The RSSI offset (1) is a linear level shift. It does not model: the actual SNR of the client device as a function of its specific noise figure (Reason IV); symbol error probability and achievable MCS (equations (11)–(13)); the orientation-dependent radiation pattern of the smartphone antenna (Reason III); roaming behaviour governed by device-specific roaming trigger thresholds (Reason V); or the non-linearity of the inter-device RSSI difference across the dynamic range (Reason II).

Beyond the RSSI offset, Ekahau does not account for MIMO gain, does not model multipath propagation, employs a constrained airtime estimation model, and displays SNR as observed by Sidekick rather than the SNR experienced by a specific client chipset.

The magnitude of these errors is not merely academic:

  • At the coverage boundary near −78 dBm, the coverage boundary prediction error amounts to 2–5 metres depending on the local signal attenuation gradient.

  • A 3 dB SNR overestimation at the MCS 7 threshold shifts the client to MCS 6; upon further degradation, to MCS 5: the predicted 65 Mbit/s becomes 52 Mbit/s (−20%), a systematic and cumulative effect in dense networks. In an 80 MHz channel, the analogous transition produces a gap of approximately 100 Mbit/s per spatial stream.

  • An industrial sticky client in a cell overlap zone may operate at MCS 1–2 in a location where the Sidekick heatmap indicates good coverage from a neighbouring AP.

Ekahau remains a practically valuable tool for rapid coverage assessment when conditions C1–C4 are met. For deployments requiring accurate prediction of specific client device behaviour, the scalar offset must be supplemented by an active survey with the real target device — and by a clear understanding of what the tool simplifies and why.

References

  1. Ekahau Sidekick Data Sheet. Ekahau Inc., 2020.

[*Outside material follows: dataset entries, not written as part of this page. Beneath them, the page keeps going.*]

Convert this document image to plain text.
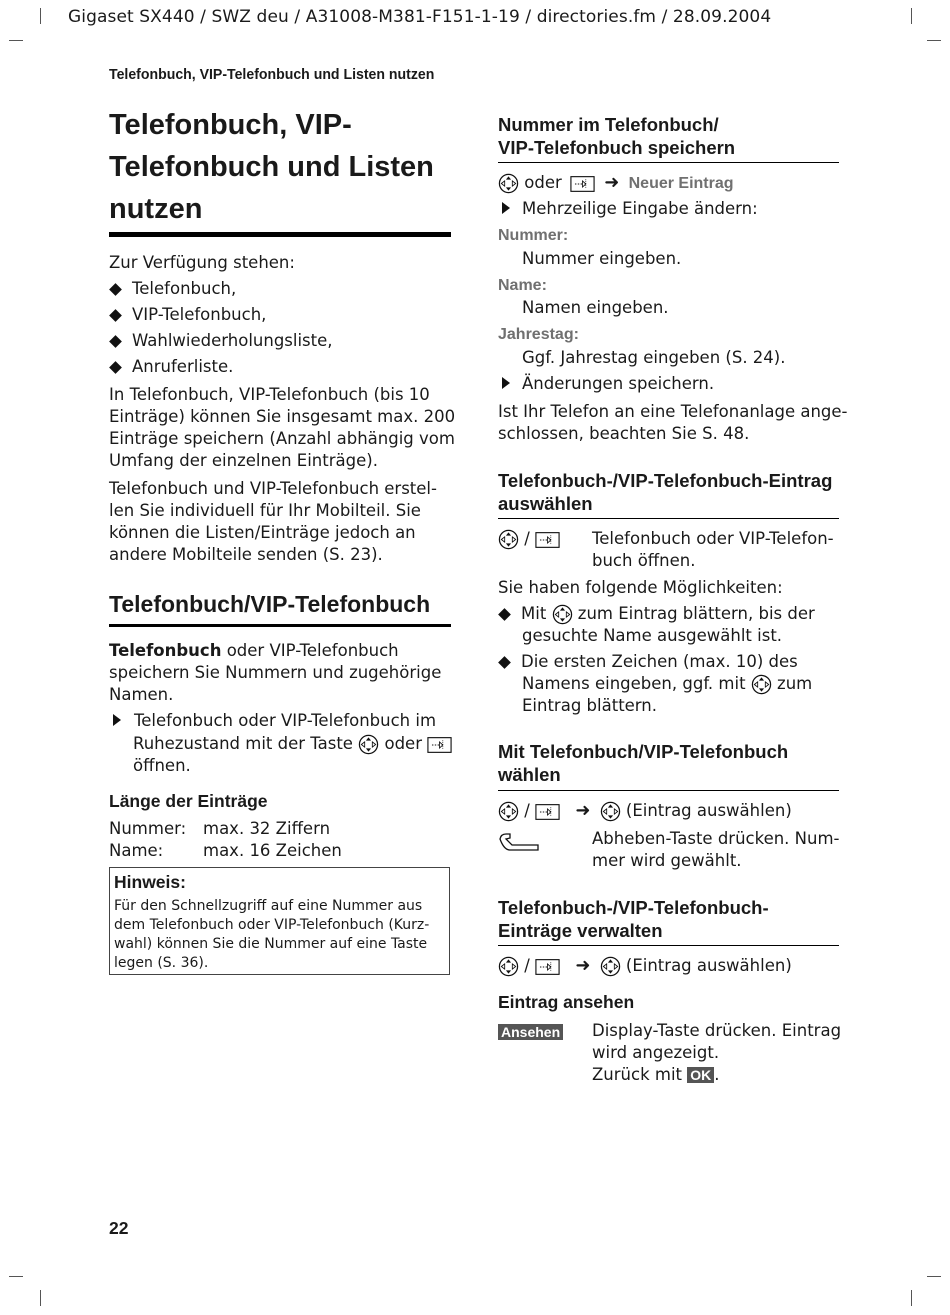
Gigaset SX440 / SWZ deu / A31008-M381-F151-1-19 / directories.fm / 28.09.2004
Telefonbuch, VIP-Telefonbuch und Listen nutzen
Telefonbuch, VIP-
Telefonbuch und Listen
nutzen
Zur Verfügung stehen:
Telefonbuch,
VIP-Telefonbuch,
Wahlwiederholungsliste,
Anruferliste.
In Telefonbuch, VIP-Telefonbuch (bis 10
Einträge) können Sie insgesamt max. 200
Einträge speichern (Anzahl abhängig vom
Umfang der einzelnen Einträge).
Telefonbuch und VIP-Telefonbuch erstel-
len Sie individuell für Ihr Mobilteil. Sie
können die Listen/Einträge jedoch an
andere Mobilteile senden (S. 23).
Telefonbuch/VIP-Telefonbuch
Telefonbuch oder VIP-Telefonbuch
speichern Sie Nummern und zugehörige
Namen.
Telefonbuch oder VIP-Telefonbuch im
Ruhezustand mit der Taste oder
öffnen.
Länge der Einträge
Nummer: max. 32 Ziffern
Name: max. 16 Zeichen
Hinweis:
Für den Schnellzugriff auf eine Nummer aus
dem Telefonbuch oder VIP-Telefonbuch (Kurz-
wahl) können Sie die Nummer auf eine Taste
legen (S. 36).
22
Nummer im Telefonbuch/
VIP-Telefonbuch speichern
oder ➜ Neuer Eintrag
Mehrzeilige Eingabe ändern:
Nummer:
Nummer eingeben.
Name:
Namen eingeben.
Jahrestag:
Ggf. Jahrestag eingeben (S. 24).
Änderungen speichern.
Ist Ihr Telefon an eine Telefonanlage ange-
schlossen, beachten Sie S. 48.
Telefonbuch-/VIP-Telefonbuch-Eintrag
auswählen
/	Telefonbuch oder VIP-Telefon-
buch öffnen.
Sie haben folgende Möglichkeiten:
Mit zum Eintrag blättern, bis der
gesuchte Name ausgewählt ist.
Die ersten Zeichen (max. 10) des
Namens eingeben, ggf. mit zum
Eintrag blättern.
Mit Telefonbuch/VIP-Telefonbuch
wählen
/	➜ (Eintrag auswählen)
Abheben-Taste drücken. Num-
mer wird gewählt.
Telefonbuch-/VIP-Telefonbuch-
Einträge verwalten
/	➜ (Eintrag auswählen)
Eintrag ansehen
Ansehen Display-Taste drücken. Eintrag
wird angezeigt.
Zurück mit OK .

  2. Ekahau Sidekick 2 Data Sheet. Ekahau Inc., 2023.

  3. ToDSFromDS. Thoughts About Offsets in Ekahau Pro, 2019. todsfromds.com

  4. Proakis J.G., Salehi M. Digital Communications, 5th ed. McGraw‑Hill, 2008. Ch. 6.

  5. Wi‑Fi Vitae. Data Collected During an Active Survey, 2024. wifivitae.com

  6. ToDSFromDS. A Deep Dive Into RF Offsets, 2023. todsfromds.com

  7. Boussad et al. Evaluating Smartphone Accuracy for RSSI Measurements. IEEE Transactions on Instrumentation and Measurement, 2021.

  8. Boussad et al. Evaluating Smartphone Accuracy for RSSI Measurements. INRIA HAL, 2020.

  9. Mysteries of Client Roaming Revealed. 7SIGNAL Whitepaper, 2020.

  10. Apple Inc. Wi‑Fi Roaming Support in Apple Devices. Apple Support HT203068, 2022.

  11. 802.11n/HT and 802.11ac/VHT MCS, SNR and RSSI Reference Table. WLAN Professionals, 2014.

Terminology Notes

"Industrial scanner" — as used in this paper, a collective term denoting any corporate Wi‑Fi client with a non-standard roaming algorithm: handheld data terminals (Zebra, Honeywell, Datalogic), VoIP handsets (Cisco, Spectralink), medical devices, and POS terminals. The roaming threshold of each device class is individual and frequently configurable. The value of −85 dBm cited in the paper is an illustrative example of conservative roaming behaviour and should not be interpreted as a typical specification for the entire device category.